An experimental study on the imbibition characteristics in heterogeneous porous medium

Abstract

Capillary imbibition plays an essential role in the flow behavior of unconventional reservoirs. The severe heterogeneity of pore structures in unconventional formations can lead to different imbibition processes and flow dynamics compared to conventional reservoirs. This study investigates the imbibition process in heterogeneous pore networks by first examining the imbibition process between different pores using an ideal capillary model with interacting microchannel micromodels. The results reveal that water preferentially imbibes into small microchannels rather than large ones, and the imbibition velocity decreases with the microchannel width due to crossflow between different microchannels.
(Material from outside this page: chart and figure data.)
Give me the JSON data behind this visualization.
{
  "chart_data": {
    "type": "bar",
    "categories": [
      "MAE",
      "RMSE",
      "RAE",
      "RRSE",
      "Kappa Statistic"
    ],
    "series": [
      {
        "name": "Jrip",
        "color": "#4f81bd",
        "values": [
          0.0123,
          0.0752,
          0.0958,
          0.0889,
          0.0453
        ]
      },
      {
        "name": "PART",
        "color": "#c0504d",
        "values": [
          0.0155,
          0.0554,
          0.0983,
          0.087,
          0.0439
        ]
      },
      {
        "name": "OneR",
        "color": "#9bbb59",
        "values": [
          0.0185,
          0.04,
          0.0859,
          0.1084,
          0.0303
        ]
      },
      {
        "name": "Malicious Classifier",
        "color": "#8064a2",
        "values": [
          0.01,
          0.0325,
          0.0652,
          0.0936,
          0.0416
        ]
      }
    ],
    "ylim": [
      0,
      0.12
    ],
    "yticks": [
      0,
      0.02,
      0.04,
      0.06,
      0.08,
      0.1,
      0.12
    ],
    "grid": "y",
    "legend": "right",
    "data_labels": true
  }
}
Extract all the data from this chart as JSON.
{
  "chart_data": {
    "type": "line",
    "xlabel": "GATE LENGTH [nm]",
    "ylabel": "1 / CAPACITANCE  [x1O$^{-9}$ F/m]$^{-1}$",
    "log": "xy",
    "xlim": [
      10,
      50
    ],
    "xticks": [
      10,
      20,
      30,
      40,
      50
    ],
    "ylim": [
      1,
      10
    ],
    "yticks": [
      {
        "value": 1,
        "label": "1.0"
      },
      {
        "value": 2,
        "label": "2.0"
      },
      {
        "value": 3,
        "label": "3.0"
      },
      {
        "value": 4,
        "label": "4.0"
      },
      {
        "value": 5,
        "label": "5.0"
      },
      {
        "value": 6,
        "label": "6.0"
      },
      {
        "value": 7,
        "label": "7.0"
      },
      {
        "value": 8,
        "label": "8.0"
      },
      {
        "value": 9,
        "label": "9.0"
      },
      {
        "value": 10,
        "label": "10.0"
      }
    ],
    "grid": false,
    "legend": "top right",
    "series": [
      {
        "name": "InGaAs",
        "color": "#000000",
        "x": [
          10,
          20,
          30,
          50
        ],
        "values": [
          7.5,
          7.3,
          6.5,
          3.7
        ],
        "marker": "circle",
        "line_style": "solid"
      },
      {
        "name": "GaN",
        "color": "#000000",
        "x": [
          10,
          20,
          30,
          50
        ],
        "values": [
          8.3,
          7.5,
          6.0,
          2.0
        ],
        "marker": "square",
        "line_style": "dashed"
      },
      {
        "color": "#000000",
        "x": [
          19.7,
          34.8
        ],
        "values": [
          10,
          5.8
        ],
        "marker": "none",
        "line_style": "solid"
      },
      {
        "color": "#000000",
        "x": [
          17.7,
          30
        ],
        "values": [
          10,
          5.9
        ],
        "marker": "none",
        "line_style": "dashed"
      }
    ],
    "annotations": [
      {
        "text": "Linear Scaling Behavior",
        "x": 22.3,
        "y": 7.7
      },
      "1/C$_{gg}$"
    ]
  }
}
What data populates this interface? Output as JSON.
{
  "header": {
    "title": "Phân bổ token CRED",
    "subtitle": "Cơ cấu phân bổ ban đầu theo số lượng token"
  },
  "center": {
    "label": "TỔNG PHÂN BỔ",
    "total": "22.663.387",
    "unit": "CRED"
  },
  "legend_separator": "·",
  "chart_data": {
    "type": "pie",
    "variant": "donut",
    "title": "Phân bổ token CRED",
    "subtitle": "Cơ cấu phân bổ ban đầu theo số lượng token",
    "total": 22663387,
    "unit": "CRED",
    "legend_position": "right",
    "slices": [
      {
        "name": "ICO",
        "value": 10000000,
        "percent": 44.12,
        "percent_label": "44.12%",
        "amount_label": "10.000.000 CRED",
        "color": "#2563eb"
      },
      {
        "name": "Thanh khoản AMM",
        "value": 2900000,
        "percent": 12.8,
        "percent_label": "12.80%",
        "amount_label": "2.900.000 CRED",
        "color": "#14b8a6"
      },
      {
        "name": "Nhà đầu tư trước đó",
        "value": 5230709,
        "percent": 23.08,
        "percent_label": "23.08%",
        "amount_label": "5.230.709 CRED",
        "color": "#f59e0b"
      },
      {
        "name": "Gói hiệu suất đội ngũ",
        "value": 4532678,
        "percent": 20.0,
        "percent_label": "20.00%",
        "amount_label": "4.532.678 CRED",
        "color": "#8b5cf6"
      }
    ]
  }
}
Furthermore, heterogeneous matrix–fracture micromodels are used to examine the influence of boundary conditions, pressure conditions, and pore structure distribution on the imbibition process. The results show that the imbibition pattern is primarily governed by the boundary condition and is unaffected by the driving pressure condition. The conventional dimensionless time model fails to capture the spontaneous imbibition characteristics due to the interaction of different pores and the change in the imbibition pattern. Both increasing the injection pressure and increasing boundary openness can lead to higher oil recovery enhancement, and the distribution of the pore structure also influences the final oil recovery. Finally, the imbibition characteristics in the core scale are monitored using Nuclear Magnetic Resonance, demonstrating the similar phenomenon that water can imbibe into small pores and displace oil into larger pores. These findings enhance our understanding of the imbibition mechanism in heterogeneous porous media.